Denuncie os crimes que ocorrem na internet!

Quando comecei a usar a internet eu tinha uns 16 anos e a conexão era discada. Isso significa que tinhamos que ‘ligar para um número de telefone’, usando um discador instalado no computador. A conexão era feita e o telefone de casa ficava ocupado. Tínhamos que pagar pelo provedor (que fornecia o tal ‘número de telefone’) e pagar pelos pulsos gastos na ligação.

Como durante a madrugada e fins de semana (sábados após as 14h) as ligações eram mais baratas, normalmente a maioria das pessoas acessava a internet nesses horários. A internet era bem diferente. Existia bem menos conteúdo.O conteúdo em português era bem escasso e era muito difícil fazer uma pesquisa escolar usando a internet. Não existia Wikipedia. Muitas marcas e pessoas famosas sequer tinham um website. Redes sociais? Não existiam. Youtube? Eu chego a rir, duvido que a conexão da época suportaria o carregamento dos vídeos. A própria estrutura das páginas era diferente. Não tinha Flash, Java Script, etc.

Criei meu primeiro site em 2000, se não me engano. Foi no extinto serviço Geocities. Era um site sobre uma viagem que fiz para a gruta da Pratinha. Fazer o upload das imagens era algo muito difícil, levava tempo demais. Depois criei um outro blog sobre RPG, artes e literatura. Tudo era bem diferente. Depois criei alguns blogs, aprendi algumas coisas novas e apenas em 2011 criei o Meteorópole. Puxa! Doze anos depois de criar meu primeiro website.

Agora preciso contar para vocês o que senti quando meu pai decidiu instalar a internet em casa. Eu queria há muito tempo, mas era caro. Na época, meu pai comprava a Revista do CD-Rom, da Editora Europa. E junto com a revista vinha uma revistinha menor, com dicas de sites. Isso parece absurdo agora (já que temos o Google), mas na época era assim que funcionava. E cada site vinha com uma descrição e uma imagem.  Lembro que fiquei fascinada quando vi uma dessas descrições, falando sobre o site do Museu do Louvre. Eu pensei: “Poxa, com a internet podemos viajar pelo mundo”. Eu comecei a fazer um curso de inglês naquela época e eu estava morrendo de vontade de treinar, de ler textos em inglês, de conversar com pessoas de outros paises, etc. Eu vi na internet muito potencial para aprender. E ficava encantada com todo site que entrava, ficava encantada com o mundo novo e cheio de coisas novas para aprender. E não é o que temos hoje, de maneira aprimorada? Cursos à distância, sites de universidades (com várias apostilas e indicações de materiais), cursos semi-presenciais, possibilidade de entrar em contato com um profissional (através de seu blog ou e-mail), grandes projetos educacionais como a Wikipedia, possibilidade de baixar livros em pdf, vídeos educativos no Youtube,  etc. A internet é um mundo cheio de possibilidades para aprender.

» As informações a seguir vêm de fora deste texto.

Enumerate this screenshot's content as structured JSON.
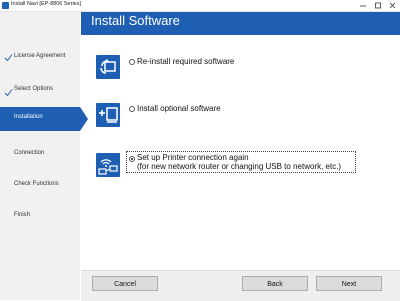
{
  "window": {
    "title": "Install Navi [EP-8806 Series]"
  },
  "header": {
    "title": "Install Software"
  },
  "sidebar": {
    "items": [
      {
        "label": "License Agreement",
        "state": "done"
      },
      {
        "label": "Select Options",
        "state": "done"
      },
      {
        "label": "Installation",
        "state": "active"
      },
      {
        "label": "Connection",
        "state": "pending"
      },
      {
        "label": "Check Functions",
        "state": "pending"
      },
      {
        "label": "Finish",
        "state": "pending"
      }
    ]
  },
  "options": [
    {
      "label": "Re-install required software",
      "selected": false,
      "icon": "reinstall-icon"
    },
    {
      "label": "Install optional software",
      "selected": false,
      "icon": "add-software-icon"
    },
    {
      "label_line1": "Set up Printer connection again",
      "label_line2": "(for new network router or changing USB to network, etc.)",
      "selected": true,
      "icon": "network-connection-icon"
    }
  ],
  "footer": {
    "cancel_label": "Cancel",
    "back_label": "Back",
    "next_label": "Next"
  },
  "colors": {
    "accent": "#1e5fb3",
    "sidebar_bg": "#f1f1f1",
    "check": "#1e5fb3"
  }
}
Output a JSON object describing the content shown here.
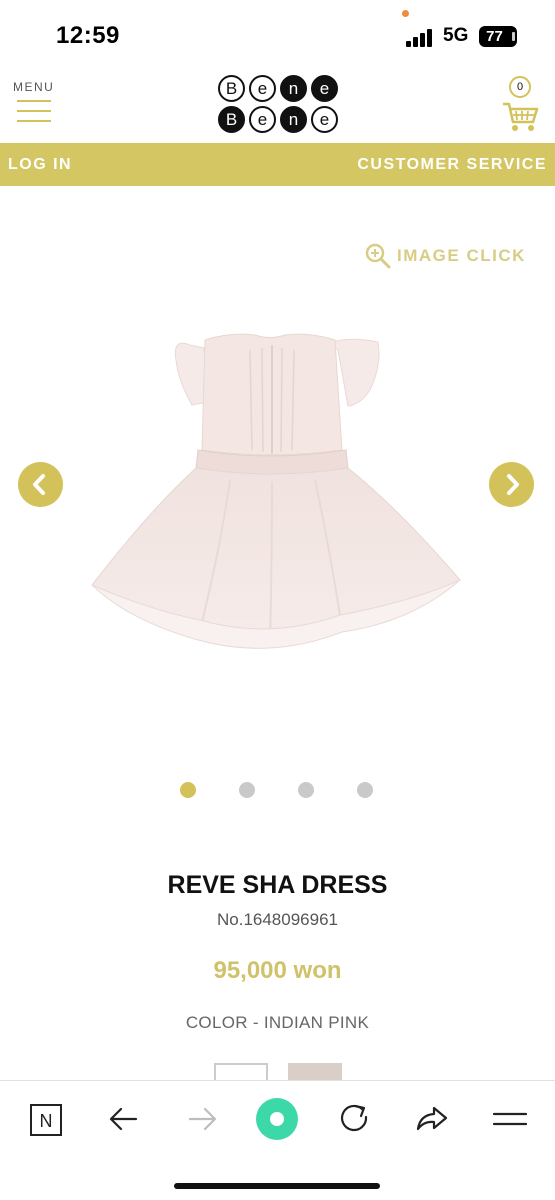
{
  "status_bar": {
    "time": "12:59",
    "network": "5G",
    "battery": "77"
  },
  "header": {
    "menu_label": "MENU",
    "menu_icon": "hamburger-icon",
    "logo_row1": [
      "B",
      "e",
      "n",
      "e"
    ],
    "logo_row2": [
      "B",
      "e",
      "n",
      "e"
    ],
    "cart_count": "0",
    "cart_icon": "cart-icon"
  },
  "topbar": {
    "login": "LOG IN",
    "customer_service": "CUSTOMER SERVICE"
  },
  "gallery": {
    "image_click_label": "IMAGE CLICK",
    "zoom_icon": "zoom-in-icon",
    "prev_icon": "chevron-left-icon",
    "next_icon": "chevron-right-icon",
    "slide_count": 4,
    "active_slide": 1
  },
  "product": {
    "name": "REVE SHA DRESS",
    "number": "No.1648096961",
    "price": "95,000 won",
    "color": "COLOR - INDIAN PINK",
    "swatches": [
      "white",
      "indian-pink"
    ]
  },
  "browser_bar": {
    "icons": [
      "naver-n-icon",
      "back-arrow-icon",
      "forward-arrow-icon",
      "home-circle-icon",
      "refresh-icon",
      "share-icon",
      "menu-icon"
    ]
  },
  "colors": {
    "accent": "#d4c662",
    "price": "#d0c26a",
    "home_button": "#3cd8a8"
  }
}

É claro que a internet possui outras infinitas possibilidades: entretenimento, comodidades (serviços bancários, emissão de documentos, etc), oportunidades de trabalho, etc. E todas essas possibilidades são maravilhosas. Tenho certeza que no futuro inventarão tantas outras possibilidades para a internet. Certamente vão aprimorar a internet e criar coisas que eu não consigo vislumbrar. Eu sou bastante positivista e acho que mais coisas boas e interessantes vão surgir.

Por outro lado, quero mencionar o lado ruim da internet. Não vou falar de hackers/crackers, vírus, golpes, spam, etc. Vou falar de algo que considero pior que tudo isso: a disseminação do ódio. Sim, gente. Há pessoas que aproveitam essa via rápida de informação (era dessa maneira que os jornalistas se referiam à internet nos anos 90…rs) para disseminar o ódio e para promover todo tipo de preconceito e pensamento ignorante. Recentemente vi de perto o caso de uma adolescente que fez comentários racistas horríveis em duas redes sociais. E ela não foi a única. Há algum tempo, uma moça fez comentários contra nordestinos em uma rede social e foi punida pela sociedade e também criminalmente.

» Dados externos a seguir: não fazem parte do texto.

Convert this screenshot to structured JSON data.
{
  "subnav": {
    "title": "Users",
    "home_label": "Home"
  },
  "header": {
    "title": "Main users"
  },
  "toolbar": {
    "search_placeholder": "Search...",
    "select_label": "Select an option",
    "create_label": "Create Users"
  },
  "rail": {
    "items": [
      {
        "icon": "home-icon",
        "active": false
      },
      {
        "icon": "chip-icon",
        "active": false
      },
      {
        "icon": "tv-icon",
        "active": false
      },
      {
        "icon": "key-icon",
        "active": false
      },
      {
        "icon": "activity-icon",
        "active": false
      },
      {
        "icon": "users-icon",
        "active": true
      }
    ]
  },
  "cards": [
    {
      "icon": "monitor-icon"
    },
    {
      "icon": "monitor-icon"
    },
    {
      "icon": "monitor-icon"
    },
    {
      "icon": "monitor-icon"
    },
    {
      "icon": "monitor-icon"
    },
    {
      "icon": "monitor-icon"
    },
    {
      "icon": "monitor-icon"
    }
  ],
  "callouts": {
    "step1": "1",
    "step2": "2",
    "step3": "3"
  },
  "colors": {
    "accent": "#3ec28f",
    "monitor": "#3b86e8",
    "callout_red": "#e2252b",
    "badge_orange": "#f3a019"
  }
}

Esse tipo de comentário e de pensamento gera uma espécie de turba. Alguns concordam com esses absurdos, sabe? E disseminam mais ódio, mais ódio é gerado. Eu acredito que assim como a gentileza gera gentileza, o ódio também gera mais ódio.  Por isso, gente, quero finalizar esse post com a seguinte dica: viu alguma página com conteúdo criminoso? Denuncie. As denuncias podem ser feitas na Safernet ou na página da Polícia Federal. Evite xingar ou ofender o criminoso. Isso não leva a nada e não vai mudar a conduta criminosa. Denuncie, peça para seus amigos denunciarem também.